Um respeito abraço no artista puro
Por Bruno Mendes
Os palhaços promovem o riso e até um pouco de medo nas crianças. Riem das tragédias da vida e se levantam logo em seguida, partindo para outra. Não nasceram para ganhar, mas para perder. São simples. É como uma singela homenagem a estes artistas que surge o documentário “Pagliacci” (dirigido por Chico Gomes, Pedro Moscalcofi, Luiz Villaça, Luiza Villaça e Júlio Hey). Honesto e zeloso com os profissionais do riso, a obra expõe a rotina destes homens por trás da máscara e o modo minucioso de construir seus personagens e cenas.
No meado de 2016, “Pagliacci” foi imaginado como uma forma de saudar as duas décadas de existência da Cia La Mínima, grupo de circo criado por Fernando Sampaio e Domingos Montagner. O projeto que estava por vir, precisou ficar guardado após a trágica morte de Montagner durante as gravações da novela Velho Chico. Por sábia decisão, o doc foi tirado da gaveta e hoje rememora com encanto e emoção o artista puro e talentoso que veio antes do reverenciado astro global.
Em linhas gerais a obra apresenta o processo de criação do espetáculo, os rotineiros ensaios e a montagem com novos atores. É flagrante a mudança do tom de voz de Sampaio ao se referir ao amigo Domingos, mas ele segue em frente com a tarefa de levar a arte adiante com louvor.
Pagliacci é embalado em nuances poéticas e por vezes tira o público da posição de espectador de cadeira de teatro(ou de circo de lona).
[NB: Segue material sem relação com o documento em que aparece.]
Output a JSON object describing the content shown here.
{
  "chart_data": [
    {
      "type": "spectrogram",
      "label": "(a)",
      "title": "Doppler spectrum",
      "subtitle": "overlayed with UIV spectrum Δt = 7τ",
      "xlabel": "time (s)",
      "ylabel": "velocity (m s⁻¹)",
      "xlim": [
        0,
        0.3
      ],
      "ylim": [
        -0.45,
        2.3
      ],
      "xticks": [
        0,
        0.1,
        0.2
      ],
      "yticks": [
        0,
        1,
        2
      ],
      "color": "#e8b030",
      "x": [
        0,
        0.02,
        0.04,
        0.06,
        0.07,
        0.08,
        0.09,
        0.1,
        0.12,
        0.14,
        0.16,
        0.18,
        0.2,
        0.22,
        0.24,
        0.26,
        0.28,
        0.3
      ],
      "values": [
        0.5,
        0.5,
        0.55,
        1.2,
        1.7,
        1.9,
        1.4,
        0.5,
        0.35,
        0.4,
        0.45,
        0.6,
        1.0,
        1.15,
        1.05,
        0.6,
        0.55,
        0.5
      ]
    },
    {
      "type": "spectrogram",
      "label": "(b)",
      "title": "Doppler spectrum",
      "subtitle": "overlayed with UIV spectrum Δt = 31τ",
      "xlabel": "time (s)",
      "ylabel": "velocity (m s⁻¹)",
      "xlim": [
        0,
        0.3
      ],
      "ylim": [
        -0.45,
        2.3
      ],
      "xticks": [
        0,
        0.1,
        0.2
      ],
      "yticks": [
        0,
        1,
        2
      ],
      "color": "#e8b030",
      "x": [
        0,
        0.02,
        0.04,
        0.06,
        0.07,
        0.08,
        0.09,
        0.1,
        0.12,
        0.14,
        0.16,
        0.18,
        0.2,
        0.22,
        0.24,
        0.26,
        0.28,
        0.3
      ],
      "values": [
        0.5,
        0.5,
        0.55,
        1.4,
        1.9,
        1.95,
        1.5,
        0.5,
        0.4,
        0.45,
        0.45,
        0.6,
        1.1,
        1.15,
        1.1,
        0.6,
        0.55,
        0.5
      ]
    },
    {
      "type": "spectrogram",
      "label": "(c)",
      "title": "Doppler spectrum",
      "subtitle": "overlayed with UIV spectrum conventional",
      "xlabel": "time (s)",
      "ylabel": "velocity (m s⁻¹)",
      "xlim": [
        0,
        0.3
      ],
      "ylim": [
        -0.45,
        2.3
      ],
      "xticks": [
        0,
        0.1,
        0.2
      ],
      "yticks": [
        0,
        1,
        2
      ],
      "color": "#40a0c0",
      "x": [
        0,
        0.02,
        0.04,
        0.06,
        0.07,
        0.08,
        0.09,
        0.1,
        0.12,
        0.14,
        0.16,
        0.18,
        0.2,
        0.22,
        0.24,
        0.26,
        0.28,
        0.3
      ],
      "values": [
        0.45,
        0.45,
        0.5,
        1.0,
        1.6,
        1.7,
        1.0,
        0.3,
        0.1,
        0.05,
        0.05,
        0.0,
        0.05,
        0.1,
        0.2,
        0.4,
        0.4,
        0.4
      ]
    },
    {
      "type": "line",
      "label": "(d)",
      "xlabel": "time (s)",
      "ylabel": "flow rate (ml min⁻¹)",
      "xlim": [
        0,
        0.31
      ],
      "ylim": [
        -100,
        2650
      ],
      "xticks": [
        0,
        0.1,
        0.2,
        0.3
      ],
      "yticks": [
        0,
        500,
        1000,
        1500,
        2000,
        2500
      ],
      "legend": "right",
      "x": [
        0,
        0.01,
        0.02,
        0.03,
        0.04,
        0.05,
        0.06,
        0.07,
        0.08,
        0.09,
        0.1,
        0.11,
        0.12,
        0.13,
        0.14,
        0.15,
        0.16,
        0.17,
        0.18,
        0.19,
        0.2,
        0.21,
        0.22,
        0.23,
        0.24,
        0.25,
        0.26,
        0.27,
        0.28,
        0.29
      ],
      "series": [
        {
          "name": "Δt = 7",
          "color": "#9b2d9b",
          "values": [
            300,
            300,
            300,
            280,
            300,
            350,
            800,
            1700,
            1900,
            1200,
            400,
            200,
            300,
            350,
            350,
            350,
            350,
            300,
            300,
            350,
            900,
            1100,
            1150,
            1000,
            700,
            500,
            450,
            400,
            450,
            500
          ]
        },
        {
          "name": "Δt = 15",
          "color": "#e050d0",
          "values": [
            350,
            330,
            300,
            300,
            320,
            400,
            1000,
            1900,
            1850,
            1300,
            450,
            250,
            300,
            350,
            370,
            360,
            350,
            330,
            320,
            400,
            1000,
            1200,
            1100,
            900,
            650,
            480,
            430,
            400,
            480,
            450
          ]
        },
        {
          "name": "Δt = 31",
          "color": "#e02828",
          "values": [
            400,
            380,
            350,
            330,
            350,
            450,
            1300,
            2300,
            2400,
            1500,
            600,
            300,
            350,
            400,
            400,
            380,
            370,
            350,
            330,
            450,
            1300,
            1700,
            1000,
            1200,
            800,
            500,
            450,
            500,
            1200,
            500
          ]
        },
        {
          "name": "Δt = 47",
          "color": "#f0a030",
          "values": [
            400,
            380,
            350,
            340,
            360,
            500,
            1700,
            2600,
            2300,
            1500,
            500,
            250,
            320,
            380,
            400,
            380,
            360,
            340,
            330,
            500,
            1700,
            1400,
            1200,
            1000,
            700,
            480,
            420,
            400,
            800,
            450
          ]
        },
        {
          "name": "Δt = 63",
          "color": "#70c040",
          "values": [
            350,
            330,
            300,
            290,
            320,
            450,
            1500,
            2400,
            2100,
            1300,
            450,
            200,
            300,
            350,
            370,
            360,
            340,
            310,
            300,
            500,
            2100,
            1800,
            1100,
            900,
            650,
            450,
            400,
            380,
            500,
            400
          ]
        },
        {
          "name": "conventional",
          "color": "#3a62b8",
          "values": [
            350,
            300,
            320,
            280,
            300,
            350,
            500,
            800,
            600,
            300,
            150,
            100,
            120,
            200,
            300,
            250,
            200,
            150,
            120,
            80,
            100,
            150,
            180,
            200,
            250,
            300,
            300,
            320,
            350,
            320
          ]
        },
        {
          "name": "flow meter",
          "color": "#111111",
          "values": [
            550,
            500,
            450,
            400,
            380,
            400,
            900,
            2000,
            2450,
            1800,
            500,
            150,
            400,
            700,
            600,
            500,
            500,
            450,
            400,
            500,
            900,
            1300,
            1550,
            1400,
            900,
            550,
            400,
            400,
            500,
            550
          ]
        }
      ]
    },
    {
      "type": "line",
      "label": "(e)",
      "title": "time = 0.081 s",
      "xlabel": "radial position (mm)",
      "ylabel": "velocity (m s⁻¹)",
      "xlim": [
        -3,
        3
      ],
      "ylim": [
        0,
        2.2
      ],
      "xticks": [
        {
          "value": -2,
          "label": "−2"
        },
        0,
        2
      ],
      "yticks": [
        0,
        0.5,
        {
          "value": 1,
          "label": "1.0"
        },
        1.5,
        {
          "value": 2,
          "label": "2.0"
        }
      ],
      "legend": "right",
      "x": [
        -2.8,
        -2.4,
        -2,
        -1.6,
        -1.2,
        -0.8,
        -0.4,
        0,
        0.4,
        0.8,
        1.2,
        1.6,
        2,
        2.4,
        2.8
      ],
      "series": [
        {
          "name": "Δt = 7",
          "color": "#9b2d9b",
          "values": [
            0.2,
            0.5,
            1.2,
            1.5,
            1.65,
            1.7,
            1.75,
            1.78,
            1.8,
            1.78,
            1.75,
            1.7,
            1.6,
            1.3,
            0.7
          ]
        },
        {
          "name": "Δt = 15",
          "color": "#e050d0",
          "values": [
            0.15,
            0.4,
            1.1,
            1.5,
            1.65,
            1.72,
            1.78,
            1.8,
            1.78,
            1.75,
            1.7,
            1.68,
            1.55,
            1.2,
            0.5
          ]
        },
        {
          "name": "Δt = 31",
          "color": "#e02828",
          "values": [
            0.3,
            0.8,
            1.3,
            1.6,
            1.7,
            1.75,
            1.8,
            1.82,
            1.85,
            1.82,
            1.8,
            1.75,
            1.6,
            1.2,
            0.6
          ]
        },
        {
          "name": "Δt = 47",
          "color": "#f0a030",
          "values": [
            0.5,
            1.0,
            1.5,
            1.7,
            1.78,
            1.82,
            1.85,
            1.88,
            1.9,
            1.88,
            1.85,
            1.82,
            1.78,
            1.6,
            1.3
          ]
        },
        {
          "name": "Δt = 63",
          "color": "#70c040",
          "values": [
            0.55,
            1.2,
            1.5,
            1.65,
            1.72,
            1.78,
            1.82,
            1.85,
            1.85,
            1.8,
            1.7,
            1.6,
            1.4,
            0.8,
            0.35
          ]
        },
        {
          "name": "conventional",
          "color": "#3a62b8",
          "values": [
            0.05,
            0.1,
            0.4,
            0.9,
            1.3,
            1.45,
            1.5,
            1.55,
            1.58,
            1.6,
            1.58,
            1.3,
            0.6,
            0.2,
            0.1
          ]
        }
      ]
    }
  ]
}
Enquanto toca linda música, a câmera quase dança entre clowns e a ótima intenção transporta o espectador para cima do palco. O público, portanto, torna-se participante da criação e é quase um co-autor das falas, o representante dos tropeços graciosos e receptor dos aplausos.
Nas entrevistas a experiência sai desse campo quase onírico e em enquadramentos tradicionais expõe a posição dos artistas sobre impressões diversas. Na concepção de um deles, “o palhaço perde a dignidade com dignidade”. Ao contrário de pessoas ditas comuns, não se traumatiza pela vida toda, mas ri e levanta. Palhaço é de verdade. Não aguarda aprovações e ri do ridículo que é a própria existência.
Sutilmente texto e imagens nos fazem lembrar que homens e mulheres do cotidiano geralmente colocam a lente de aumento na perspectiva da tragédia e identificam-se com os representantes da graça e do deboche, pois, na intimidade, se veem tão ridículos quanto.
Em outra passagem, uma participante do grupo teatro pontua “você tem que se casar com quem te faz dar risada” e um jovem participante da trupe diz que quando criança e foi a um circo soube o que queria fazer na vida. Aos risos e em identificável humor auto-depreciativo declara que talvez seja por que não precisa trabalhar.
Há pureza/liberdade de espírito do artista em considerar a encenação cômica um “não trabalho”. Ah, mas os palhaços suam a camisa, são zelosos e exigentes em seus ofícios. Domingos deixou um ensinamento que ilustra bem o pensamento coletivo, “seja o jardineiro de sua arte e não o arquiteto”.
Cada plano de Pagliacci prova o empenho máximo dos partícipes em melhorar as apresentações dia após dia. Aparar arestas e podar detalhes considerados ruins, mesmo que estes sejam imperceptíveis à plateia é regra . O arquiteto desenha uma produção e a deixa pronta, o jardineiro tem noção de que a grama cresce, torna-se irregular. Assim como o verde da natureza em decorações de residências, performances precisam de ajustes.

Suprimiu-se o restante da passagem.